Монаха, как раньше монастырь, они услышали еще до того, как
увидели. Он сидел в люпинах и, склонив голову к коленям, жалостливо плакал,
всхлипывая так, что сердце разрывалось.
– Ну, ну, – проговорил с высоты седла
Шарлей. – Чего зря слезы лить, фратер. Ничего страшного. Лошадка не
убежала, вот она здесь. А ездить верхом ты, фратер, еще успеешь научиться. Ибо
времени на это, как вижу, у тебя, братец, очень, ооооочень много.
Шарлей действительно был прав. Монах был монашком.
Молокососом. Мальчишкой, у которого от рыданий тряслись руки, дрожали губы и
вся остальная часть лица.
– Брат… Деодат… – всхлипнул он. – Брат…
Деодат… Из – за меня… Умрет…
– Чего-чего?
– Из-за меня… Умрет… Я подвел… Подвел…
– К лекарю спешишь, что ли? – догадался
Рейневан. – Для больного?
– Брат… – снова захныкал парнишка. – Деодат…
Из-за меня…
– Говори складнее, фратер.
– В брата Деодата, – выкрикнул монашек, поднимая
на Шарлея покрасневшие глаза, – вселился злой дух, опутал его! Вот и
наказал мне брат-аббат что есть мочи… Что есть мочи гнать в Свидницу к
братьям-проповедникам… За экзорцистом!
– А получше ездока в монастыре не сыскалось?
– Не сыскалось… К тому же я самый младший… О я
несчастный!
– Скорее счастливый, – не улыбнувшись, проговорил
Шарлей. – Поверь, скорее счастливый. Отыщи, сынок, в траве свои сандалии и
беги в монастырь.
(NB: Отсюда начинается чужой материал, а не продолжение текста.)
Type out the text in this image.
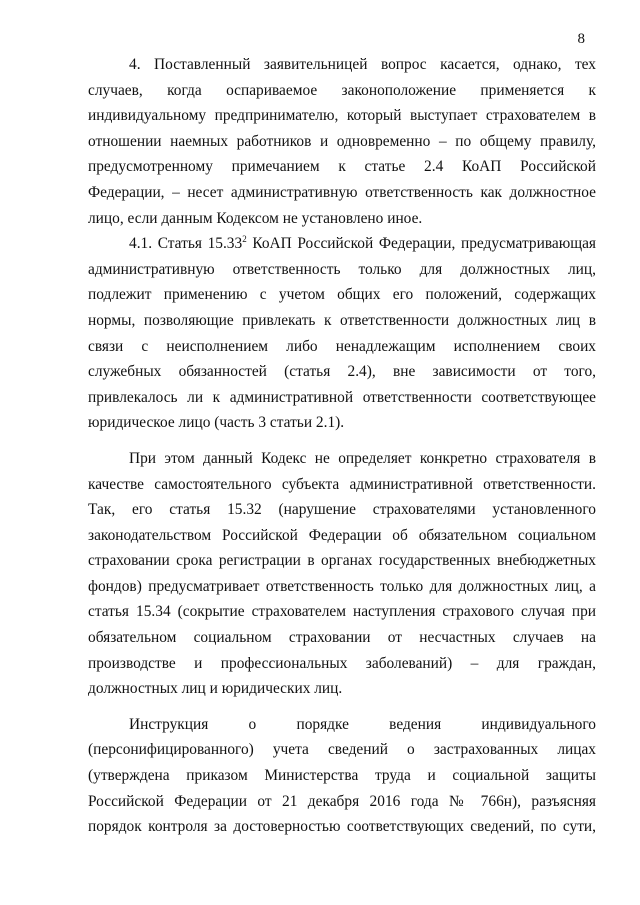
8
4. Поставленный заявительницей вопрос касается, однако, тех
случаев, когда оспариваемое законоположение применяется к
индивидуальному предпринимателю, который выступает страхователем в
отношении наемных работников и одновременно – по общему правилу,
предусмотренному примечанием к статье 2.4 КоАП Российской
Федерации, – несет административную ответственность как должностное
лицо, если данным Кодексом не установлено иное.
4.1. Статья 15.33$^2$ КоАП Российской Федерации, предусматривающая
административную ответственность только для должностных лиц,
подлежит применению с учетом общих его положений, содержащих
нормы, позволяющие привлекать к ответственности должностных лиц в
связи с неисполнением либо ненадлежащим исполнением своих
служебных обязанностей (статья 2.4), вне зависимости от того,
привлекалось ли к административной ответственности соответствующее
юридическое лицо (часть 3 статьи 2.1).
При этом данный Кодекс не определяет конкретно страхователя в
качестве самостоятельного субъекта административной ответственности.
Так, его статья 15.32 (нарушение страхователями установленного
законодательством Российской Федерации об обязательном социальном
страховании срока регистрации в органах государственных внебюджетных
фондов) предусматривает ответственность только для должностных лиц, а
статья 15.34 (сокрытие страхователем наступления страхового случая при
обязательном социальном страховании от несчастных случаев на
производстве и профессиональных заболеваний) – для граждан,
должностных лиц и юридических лиц.
Инструкция о порядке ведения индивидуального
(персонифицированного) учета сведений о застрахованных лицах
(утверждена приказом Министерства труда и социальной защиты
Российской Федерации от 21 декабря 2016 года № 766н), разъясняя
порядок контроля за достоверностью соответствующих сведений, по сути,
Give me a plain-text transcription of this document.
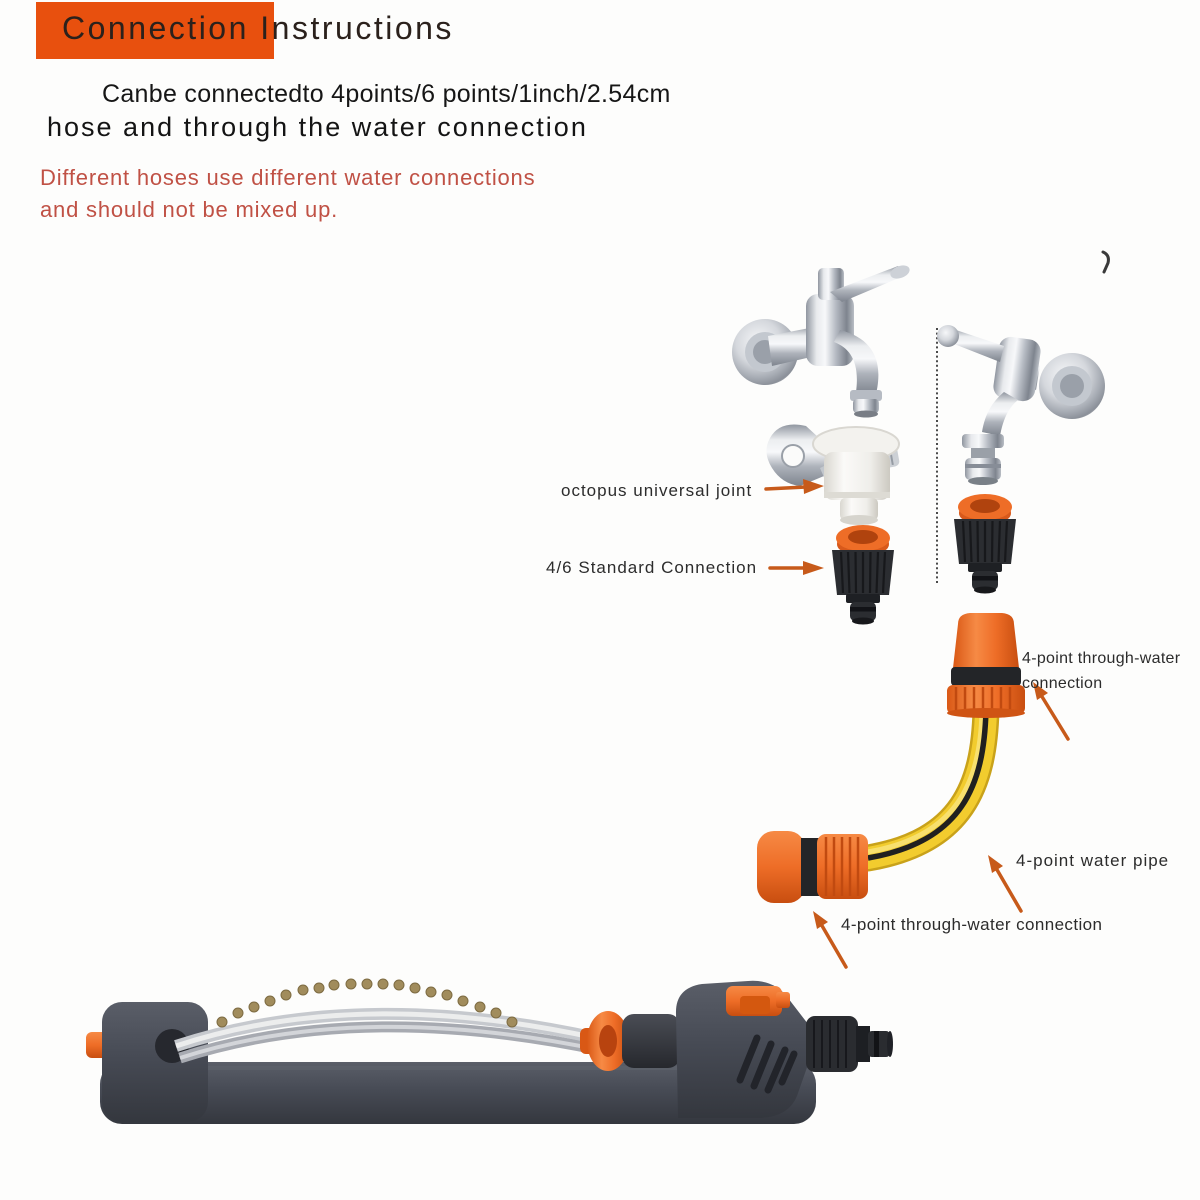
Connection Instructions
Canbe connectedto 4points/6 points/1inch/2.54cm
hose and through the water connection
Different hoses use different water connections
and should not be mixed up.
octopus universal joint
4/6 Standard Connection
4-point through-water
connection
4-point water pipe
4-point through-water connection
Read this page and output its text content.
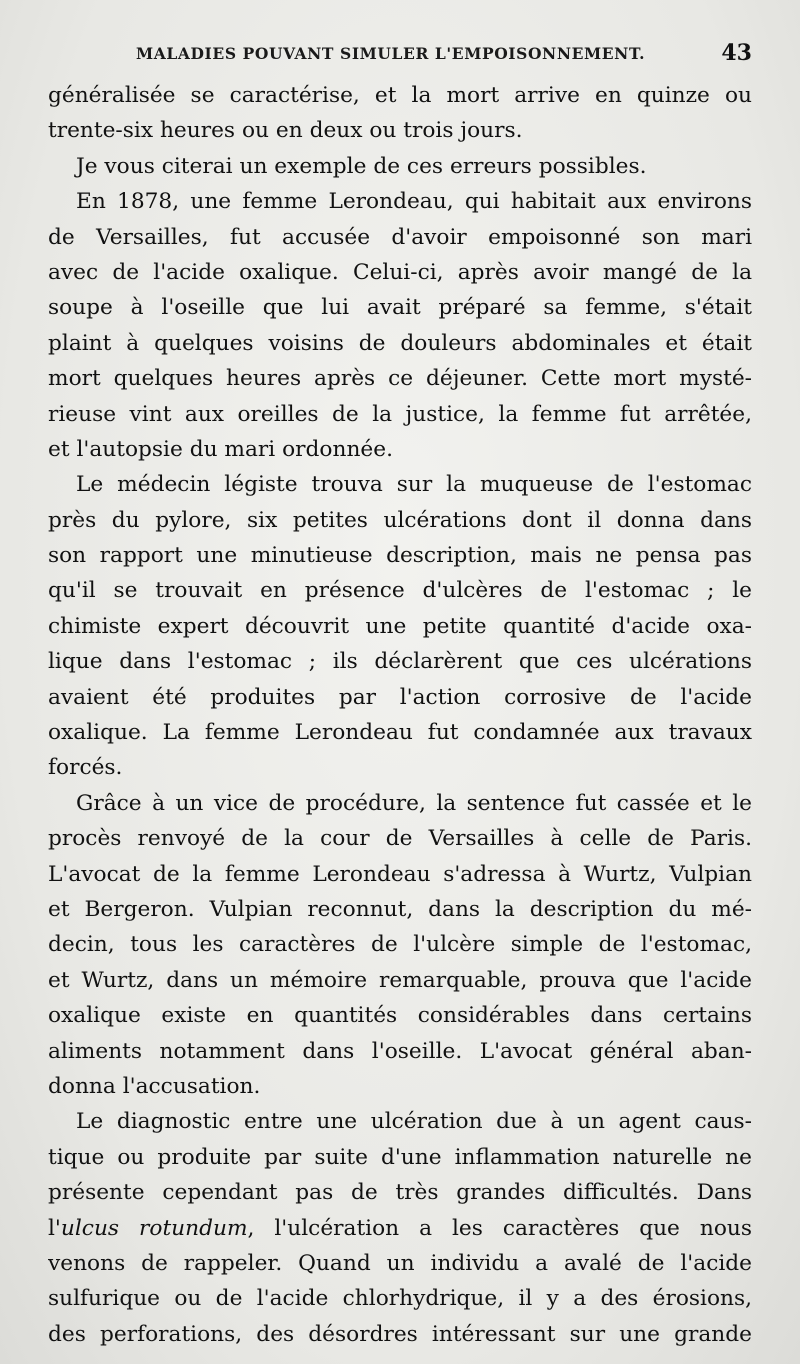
MALADIES POUVANT SIMULER L'EMPOISONNEMENT.	43
généralisée se caractérise, et la mort arrive en quinze ou
trente-six heures ou en deux ou trois jours.
Je vous citerai un exemple de ces erreurs possibles.
En 1878, une femme Lerondeau, qui habitait aux environs
de Versailles, fut accusée d'avoir empoisonné son mari
avec de l'acide oxalique. Celui-ci, après avoir mangé de la
soupe à l'oseille que lui avait préparé sa femme, s'était
plaint à quelques voisins de douleurs abdominales et était
mort quelques heures après ce déjeuner. Cette mort mysté-
rieuse vint aux oreilles de la justice, la femme fut arrêtée,
et l'autopsie du mari ordonnée.
Le médecin légiste trouva sur la muqueuse de l'estomac
près du pylore, six petites ulcérations dont il donna dans
son rapport une minutieuse description, mais ne pensa pas
qu'il se trouvait en présence d'ulcères de l'estomac ; le
chimiste expert découvrit une petite quantité d'acide oxa-
lique dans l'estomac ; ils déclarèrent que ces ulcérations
avaient été produites par l'action corrosive de l'acide
oxalique. La femme Lerondeau fut condamnée aux travaux
forcés.
Grâce à un vice de procédure, la sentence fut cassée et le
procès renvoyé de la cour de Versailles à celle de Paris.
L'avocat de la femme Lerondeau s'adressa à Wurtz, Vulpian
et Bergeron. Vulpian reconnut, dans la description du mé-
decin, tous les caractères de l'ulcère simple de l'estomac,
et Wurtz, dans un mémoire remarquable, prouva que l'acide
oxalique existe en quantités considérables dans certains
aliments notamment dans l'oseille. L'avocat général aban-
donna l'accusation.
Le diagnostic entre une ulcération due à un agent caus-
tique ou produite par suite d'une inflammation naturelle ne
présente cependant pas de très grandes difficultés. Dans
l'ulcus rotundum, l'ulcération a les caractères que nous
venons de rappeler. Quand un individu a avalé de l'acide
sulfurique ou de l'acide chlorhydrique, il y a des érosions,
des perforations, des désordres intéressant sur une grande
Доставь аббату добрую весть, мол, милость Господня явно
снизошла на вас, ибо на дамбе ты встретил магистра Бенигнуса, опытного экзорциста,
коего, вне всякого сомнения, некий ангел направил в сии края.
– Вы, добрый господин… Вы?
– Беги, сказал я, что есть духу, к аббату. Извести его,
что я приближаюсь.
– Скажи мне, что я ослышался, Шарлей. Скажи, что ты
оговорился и вовсе не сказал того, что только что сказал?
– Это чего же? Что я выэкзерцирую брата Деодата? Ну так
я его выэкзерцирую в лучшем виде. С твоей помощью, парень.
– А вот уж что нет, так нет. На меня не рассчитывай. У
меня и без того достаточно забот. Новые мне ни к чему.
– Мне тоже. Зато мне необходимы обед и деньги. Обед
лучше вперед.
– Наиглупейшая идейка из всех возможных глупых
идей, – расценил Рейневан, осматривая залитый солнцем viridarium.
[186]
– Ты соображаешь, что делаешь? Ты знаешь, что грозит тем,
кто прикидывается священником? Экзорцистом? Каким-то чокнутым магистром
Бенигнусом?
– Что значит «прикидывается»? Я – духовное лицо. И
экзорцист. Это проблема веры, а я верю. В то, что у меня получится.
– Издеваешься?
– Отнюдь! Начинай мысленно подготавливать себя к
задаче.
– Нет уж, уволь. Это не для меня.
– Почему же? Ты вроде бы лекарь. Надо помочь
страждущему.
– Ему, – Рейневан указал на инфермерию,
[187]
из которой они недавно вышли и где лежал брат
Деодат, – ему помочь нельзя. Это летаргия. Монах в летаргическом сне. Ты
слышал, как монахи говорили, что пытались его разбудить, тыча в пятки горячим
ножом? Следовательно, это нечто похожее на grand mal, серьезную болезнь. Здесь
бессилием поражен мозг, spiritus animalis. Я читал об этом в «Canon medicinae»
[188]
Авиценны, а также у Разеса и Аверроэса… И знаю, что такое
лечить невозможно. Можно только ждать…
– Ждать, конечно, можно, – прервал Шарлей. –
Но почему сложа руки? Тем более если можно действовать? И на этом заработать?
Никому не навредив?
– Не навредив? А этика?
– С пустым животом, – пожал плечами Шарлей, –
я не привык философствовать. А вот сегодня вечером, когда я буду сыт и под
хмельком, я изложу тебе principia моей этики. И тебя поразит их простота.